Yesterday, in the middle of a hectic work day, I was informed she had won the prestigious Fulbright Scholarship. She will go to Switzerland this fall and study at the Swiss Federal Institute of Technology in Lausanne for ten months. To say she is thrilled is an understatement.

So, here's to you, Jenny. There are a lot of very smart people in our family, but you take the cake, kiddo. You have worked hard on top of being brilliant; you have a heart of gold, and I KNOW you are going to do something great for your fellow human beings. That has always been important to you. I remember when you started a Girl Scout troop in the poorest area of New Orleans when you were only eighteen so those girls could have a chance. And I've seen you over the years do many other things to help out. I won't be surprised when one day you do something remarkable, like cure cancer, because everything you've done continues to be more and more remarkable. Your dedication and focus amazes me. Your compassion and caring for people impresses me.

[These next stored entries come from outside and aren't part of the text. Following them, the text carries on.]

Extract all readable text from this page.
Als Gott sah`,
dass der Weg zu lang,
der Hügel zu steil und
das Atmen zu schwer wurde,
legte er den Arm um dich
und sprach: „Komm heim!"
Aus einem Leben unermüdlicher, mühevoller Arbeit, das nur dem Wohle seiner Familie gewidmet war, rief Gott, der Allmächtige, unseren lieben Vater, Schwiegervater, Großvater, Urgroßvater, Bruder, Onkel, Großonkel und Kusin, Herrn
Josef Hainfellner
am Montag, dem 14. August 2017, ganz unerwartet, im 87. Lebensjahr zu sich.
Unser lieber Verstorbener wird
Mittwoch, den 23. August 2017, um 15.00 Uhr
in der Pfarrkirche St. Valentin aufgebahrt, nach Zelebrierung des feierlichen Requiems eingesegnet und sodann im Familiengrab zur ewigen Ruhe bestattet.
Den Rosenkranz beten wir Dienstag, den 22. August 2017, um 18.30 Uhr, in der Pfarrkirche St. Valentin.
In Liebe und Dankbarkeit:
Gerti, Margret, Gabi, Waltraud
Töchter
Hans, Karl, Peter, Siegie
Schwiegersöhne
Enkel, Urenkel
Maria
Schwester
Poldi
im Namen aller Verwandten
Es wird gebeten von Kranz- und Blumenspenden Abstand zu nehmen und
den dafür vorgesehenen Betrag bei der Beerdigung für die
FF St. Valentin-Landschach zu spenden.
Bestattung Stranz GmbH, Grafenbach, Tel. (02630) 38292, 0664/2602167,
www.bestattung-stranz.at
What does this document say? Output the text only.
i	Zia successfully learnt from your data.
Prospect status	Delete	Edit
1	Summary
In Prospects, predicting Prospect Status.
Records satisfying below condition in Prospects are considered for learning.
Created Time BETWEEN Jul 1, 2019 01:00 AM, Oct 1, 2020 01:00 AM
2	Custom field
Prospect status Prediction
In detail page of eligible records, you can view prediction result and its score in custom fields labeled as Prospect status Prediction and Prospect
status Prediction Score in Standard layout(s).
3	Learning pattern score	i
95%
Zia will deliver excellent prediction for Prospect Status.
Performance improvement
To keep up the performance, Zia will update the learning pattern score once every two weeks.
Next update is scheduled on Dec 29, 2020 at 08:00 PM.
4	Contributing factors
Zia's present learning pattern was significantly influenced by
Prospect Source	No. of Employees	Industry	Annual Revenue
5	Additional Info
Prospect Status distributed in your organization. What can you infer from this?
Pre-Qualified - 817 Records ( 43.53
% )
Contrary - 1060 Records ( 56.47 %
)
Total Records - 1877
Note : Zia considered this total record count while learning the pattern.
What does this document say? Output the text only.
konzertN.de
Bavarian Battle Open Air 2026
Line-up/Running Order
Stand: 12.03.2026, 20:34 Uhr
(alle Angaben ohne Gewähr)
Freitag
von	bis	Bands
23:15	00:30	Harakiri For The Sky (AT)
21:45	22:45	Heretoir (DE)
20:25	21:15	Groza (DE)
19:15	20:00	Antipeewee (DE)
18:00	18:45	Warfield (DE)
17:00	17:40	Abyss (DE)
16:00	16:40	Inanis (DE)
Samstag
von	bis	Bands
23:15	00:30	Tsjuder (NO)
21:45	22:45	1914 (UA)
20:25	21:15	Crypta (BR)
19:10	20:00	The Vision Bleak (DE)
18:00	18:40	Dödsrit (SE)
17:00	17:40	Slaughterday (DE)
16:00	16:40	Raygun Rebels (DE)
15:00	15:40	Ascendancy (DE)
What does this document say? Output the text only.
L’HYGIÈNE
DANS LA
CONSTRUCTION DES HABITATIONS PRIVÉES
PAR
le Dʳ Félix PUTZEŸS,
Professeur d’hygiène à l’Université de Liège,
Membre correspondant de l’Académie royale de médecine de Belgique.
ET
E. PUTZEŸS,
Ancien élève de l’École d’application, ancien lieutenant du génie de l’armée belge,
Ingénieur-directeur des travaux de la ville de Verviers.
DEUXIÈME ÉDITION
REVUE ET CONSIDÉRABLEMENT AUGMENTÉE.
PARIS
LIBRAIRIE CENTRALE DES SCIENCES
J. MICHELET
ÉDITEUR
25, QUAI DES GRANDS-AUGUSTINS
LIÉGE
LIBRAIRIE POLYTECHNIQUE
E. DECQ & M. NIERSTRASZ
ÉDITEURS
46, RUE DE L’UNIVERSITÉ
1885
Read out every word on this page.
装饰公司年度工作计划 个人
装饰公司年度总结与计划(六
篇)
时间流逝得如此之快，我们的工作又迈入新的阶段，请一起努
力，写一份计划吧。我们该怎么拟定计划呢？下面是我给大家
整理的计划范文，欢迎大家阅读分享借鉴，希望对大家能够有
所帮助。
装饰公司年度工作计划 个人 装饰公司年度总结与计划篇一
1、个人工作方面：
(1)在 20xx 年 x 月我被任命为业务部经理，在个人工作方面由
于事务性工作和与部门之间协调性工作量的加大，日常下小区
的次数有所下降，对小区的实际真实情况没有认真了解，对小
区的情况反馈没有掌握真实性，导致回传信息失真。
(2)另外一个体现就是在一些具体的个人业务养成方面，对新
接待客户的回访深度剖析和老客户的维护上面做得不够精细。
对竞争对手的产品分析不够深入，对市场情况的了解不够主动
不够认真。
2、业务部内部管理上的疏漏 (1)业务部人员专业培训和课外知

And, for the record, nothing you ever achieve will surprise me. You will be able to pick and choose where you want to be - and that goal to perhaps be a professor someday at your beloved Columbia University in New York City - I suspect they will probably approach you. Remember this too:

"The Fulbright Program is one of the most prestigious awards programs worldwide, operating in 144 countries and with 51 commissions. More Fulbright alumni have won Nobel Prizes than those of any other academic program, including two in 2002."

So, keep pumping, but enjoy Switzerland, enjoy your research, enjoy the fact that you can and will make a difference in the world. It might just be that the next stop for you is the Nobel Prize. But, there is one thing I am quite sure of. You will most definitely continue to be one of the good ones - one that will make a real, positive impact on mankind.